5. Conclusion: MC_L = MC_T

Token-maxxing, content-maxxing, context-maxxing, and friction-maxxing, in essence, should be seen as alternative descriptions of a single economic issue in the new technical conditions. What has changed fundamentally is the form of capital. Traditional economics considers the allocation of inputs to be efficient when it's based on the relative marginal returns of labor and capital. In the AI economy, a growing share of capital comes to the firm in the form of tokenized access to models, contexts, tools, cached memory, search, and agentic workflows. Once this is understood, value-maxxing is no longer a fad but the return of economic fundamentals: using AI matters if it creates more value than cost, risk and institutional consequences.

The strongest countergument is that generative AI could boost productivity, alleviate skill bottlenecks and democratize access to formerly scarce capabilities.
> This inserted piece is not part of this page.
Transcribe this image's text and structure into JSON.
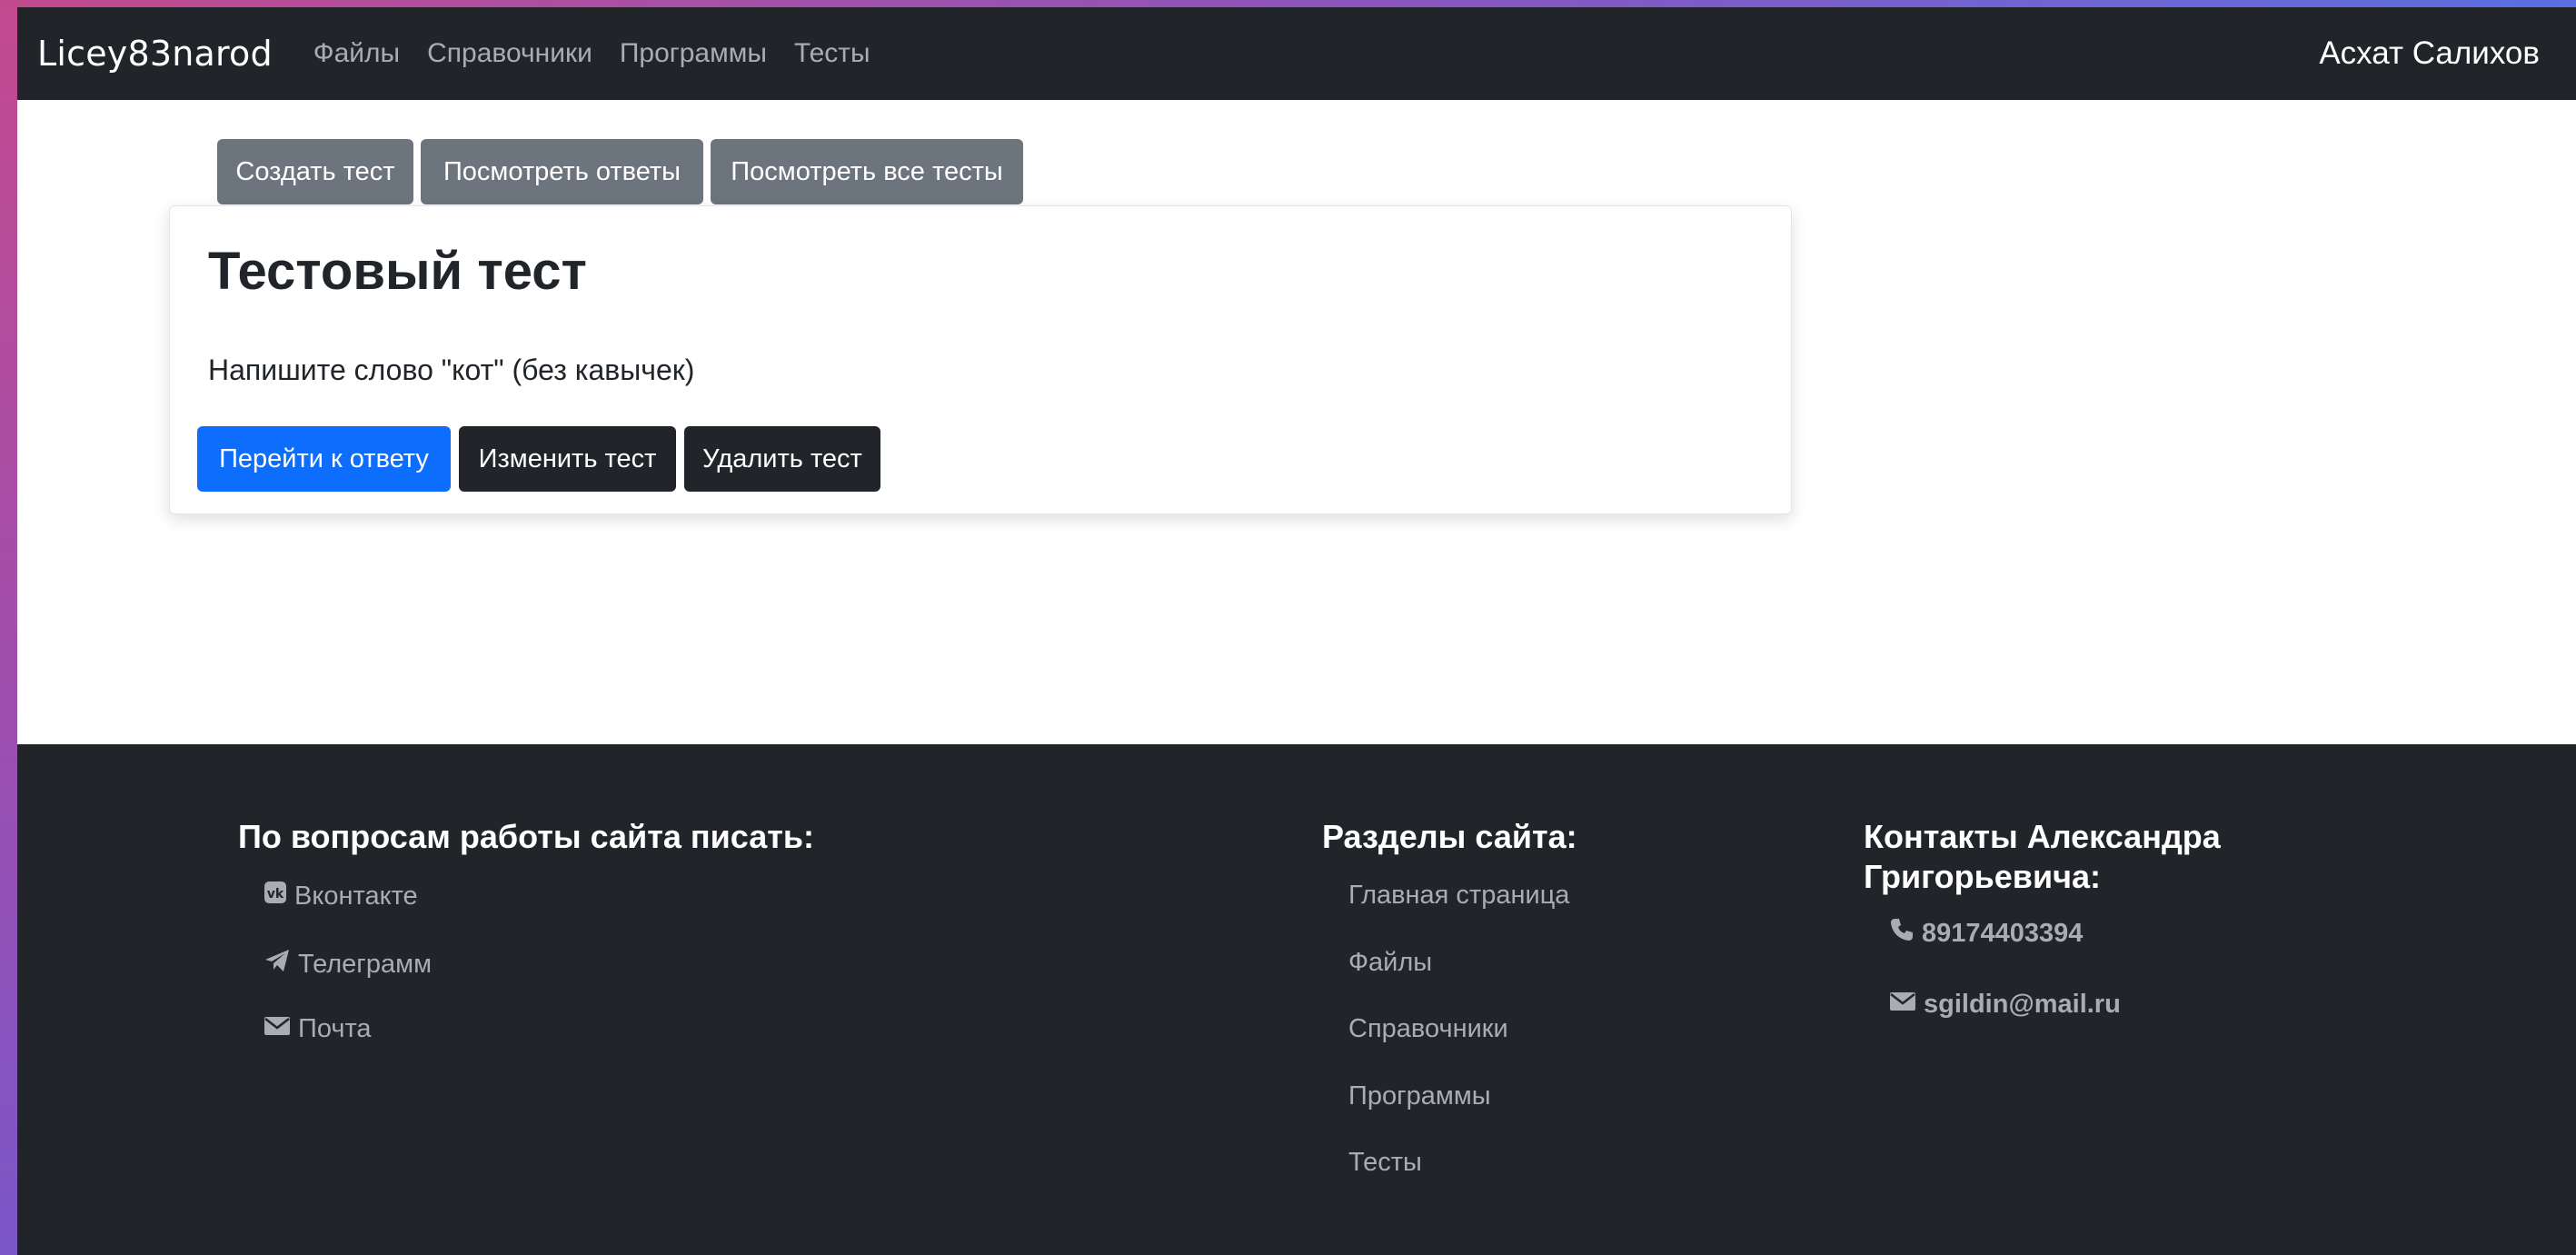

To a degree, this is true. Evidence from writing, customer service, software development, and SMEs suggests that AI is increasing productivity in these environments. However, such increases come with preconditions and trade-offs. Unlike a calculator or search engine, generative AI does more than compute or recall. It creates, synthesizes, recommends, and, therefore, actively constructs the cognitive environment. Its benefits, in short, are balanced by a number of new risks.

Ultimately, those firms that will gain the most value from generative AI are those that manage the interplay of labor, compute, context, and friction in such a way as to create demonstrable value, without undermining the human capabilities that stable productivity relies on. In the immediate term, this suggests favoring labor that has a good sense of judgment, verification, and orchestration skills while tokenized compute continues to represent an important and costly capital input. In the longer run, it suggests an understanding of AI as a structure, a force that can either expand or narrow economic opportunities, based on the governance choices made by firms, institutions and policymakers.